Sono, questi, i motivi sostanziali in virtù dei quali l’ex Presidente viene ancora oggi considerato un grande Statista.
Al di là delle tante strade, piazze e istituzioni che ne portano orgogliosamente il nome, in onore del Presidente Alfaro è attualmente intitolato sia il “Collegio Militare Ecuadoriano dell’Esercito” che la stessa nave ammiraglia della Marina Militare dell’Ecuador, la quale non è stata, tuttavia, la prima in ordine temporale, come vedremo a breve.
La prima unità che l’Ecuador volle dedicare ad Eloy Alfaro fu, infatti, la Nave-Scuola “Presidente Alfaro”, acquisita nel 1935 ed utilizzata per l’addestramento dei Guardiamarina, antesignana dell’odierna BAE “Guayas”, un moderno veliero alla stregua della italianissima “Amerigo Vespucci”.
Quella che segue è la sua vicenda.
Ebbene la nave a vapore, che in seguito avrebbe assunto il nome di “Yacht ARA”, era stata commissionata nel 1914 da Madame Virginie Hériot alla “Camper & Nicholsons” in Gran Bretagna, con le seguenti specifiche tecniche: lunghezza 195 piedi, larghezza 31 piedi, stazza lorda 869 tonnellate e stazza netta 406 tonnellate; due motori diesel a 6 cilindri, che sviluppavano complessivamente 2.400 cavalli. Aveva un dislocamento di 1030 tonnellate.

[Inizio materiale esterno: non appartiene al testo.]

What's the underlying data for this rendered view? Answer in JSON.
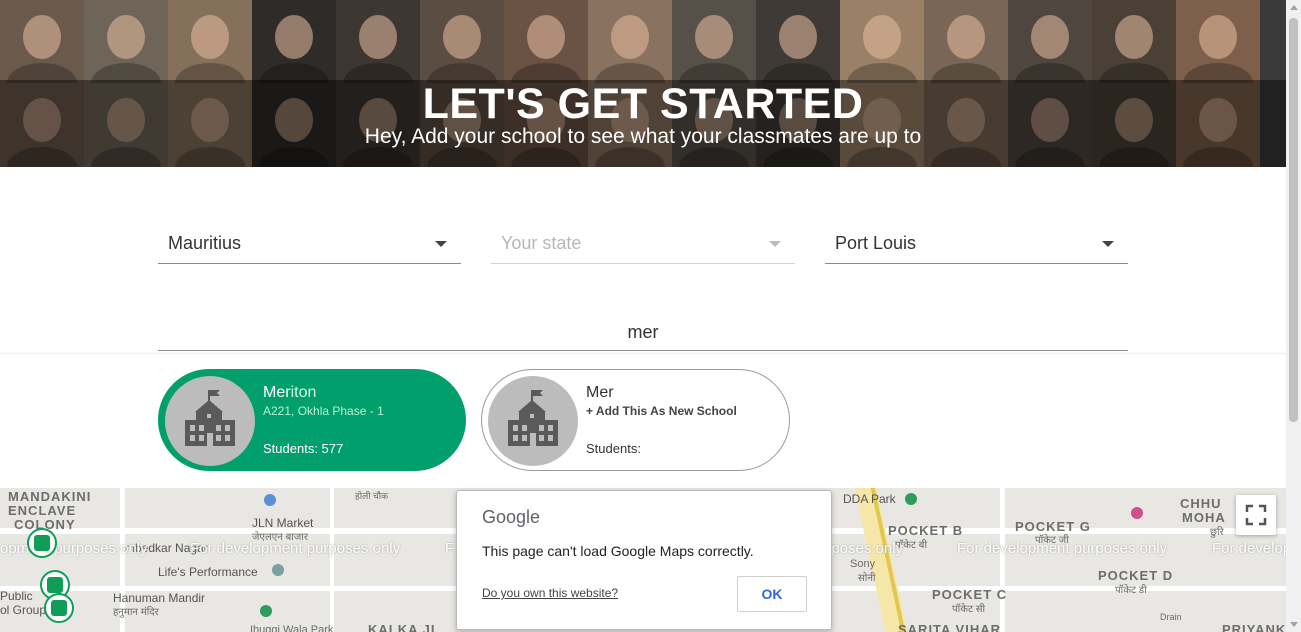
{
  "hero": {
    "title": "LET'S GET STARTED",
    "subtitle": "Hey, Add your school to see what your classmates are up to"
  },
  "form": {
    "country": {
      "value": "Mauritius"
    },
    "state": {
      "placeholder": "Your state"
    },
    "city": {
      "value": "Port Louis"
    },
    "school_search": {
      "value": "mer"
    }
  },
  "results": [
    {
      "name_match": "Mer",
      "name_rest": "iton",
      "address": "A221, Okhla Phase - 1",
      "students": "Students: 577",
      "icon": "school-building-icon",
      "selected": true
    },
    {
      "name_match": "Mer",
      "name_rest": "",
      "action": "+ Add This As New School",
      "students": "Students:",
      "icon": "school-building-icon",
      "selected": false
    }
  ],
  "map": {
    "labels": [
      "MANDAKINI",
      "ENCLAVE",
      "COLONY",
      "JLN Market",
      "जेएलएन बाजार",
      "Life's Performance",
      "Hanuman Mandir",
      "हनुमान मंदिर",
      "होली चौक",
      "DDA Park",
      "POCKET B",
      "पॉकेट बी",
      "POCKET G",
      "पॉकेट जी",
      "POCKET D",
      "पॉकेट डी",
      "POCKET C",
      "पॉकेट सी",
      "CHHU",
      "MOHA",
      "छुरि",
      "Sony",
      "सोनी",
      "KALKA JI",
      "SARITA VIHAR",
      "Public",
      "ol Group",
      "mbedkar Nagar",
      "Ihuggi Wala Park",
      "Drain",
      "PRIYANK"
    ],
    "dev_watermark": "For development purposes only",
    "dev_watermark_partial_left": "opment purposes only",
    "dev_watermark_partial_mid": "urposes only",
    "dev_watermark_partial_right": "For develop",
    "dev_watermark_partial_f": "F"
  },
  "dialog": {
    "brand": "Google",
    "message": "This page can't load Google Maps correctly.",
    "link": "Do you own this website?",
    "ok": "OK"
  }
}
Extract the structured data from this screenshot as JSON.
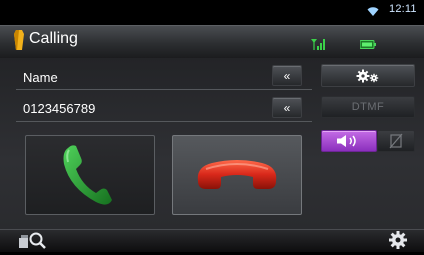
{
  "status_bar": {
    "time": "12:11",
    "icons": [
      "wifi-icon"
    ]
  },
  "header": {
    "title": "Calling",
    "icons": [
      "phone-tab-icon",
      "signal-icon",
      "battery-icon"
    ],
    "accent": "#f0b020"
  },
  "call": {
    "name": "Name",
    "number": "0123456789"
  },
  "buttons": {
    "rewind_label": "«",
    "dtmf_label": "DTMF",
    "icons": [
      "gear-icon",
      "speaker-icon",
      "mute-icon",
      "accept-call-icon",
      "end-call-icon",
      "search-icon",
      "settings-icon"
    ]
  },
  "colors": {
    "speaker_active": "#b04ad8",
    "accept": "#2f9a3a",
    "reject": "#d42a1a"
  }
}
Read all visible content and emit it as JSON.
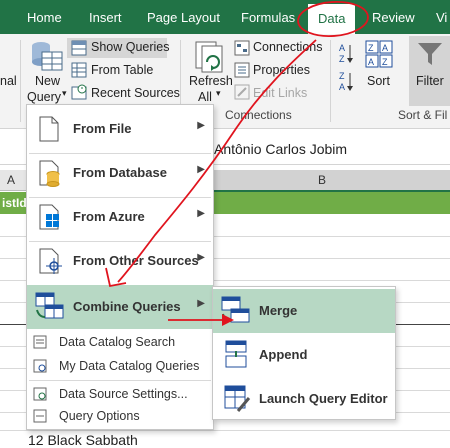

Lo yacht, impostato nel 1914 fu, poi, varato nel 1915 a Southampton, entrando così in servizio di lì a poco.
Sul finire dello stesso 1917, in piena “Grande Guerra”, lo yacht fu requisito e, quindi, incorporato nella Marina da Guerra francese, con base a Brest, servendo da capo Divisione per il pattugliamento costiero della Bretagna.
Dopo la fine della stessa guerra, l’imbarcazione fu disarmata e acquistata, nel 1920, da William Hissam Vanderbilt, un milionario americano, che l’avrebbe fatta ristrutturare in Svezia, ma alimentata con motore diesel, per poi utilizzarla come una sorta di yacht di lusso. In verità, la nave fu utilizzata dal proprietario anche per viaggi scientifici dal 1926 al 1930.
William Hissam Vanderbilt ne rimase proprietario sino al 1° agosto 1935, allorquando fu firmato l’atto con il quale il Governo dell’Ecuador (in quel frangente retto dal Presidente Antonio Pons), l’acquistò per 60 mila dollari, onde assegnarla alla propria Marina da Guerra.
La nave fu, quindi, destinata a sostituire il cacciatorpediniere “Libertador Bolívar”, come unità per il pattugliamento lungo la costa continentale e nell’Arcipelago di Colón.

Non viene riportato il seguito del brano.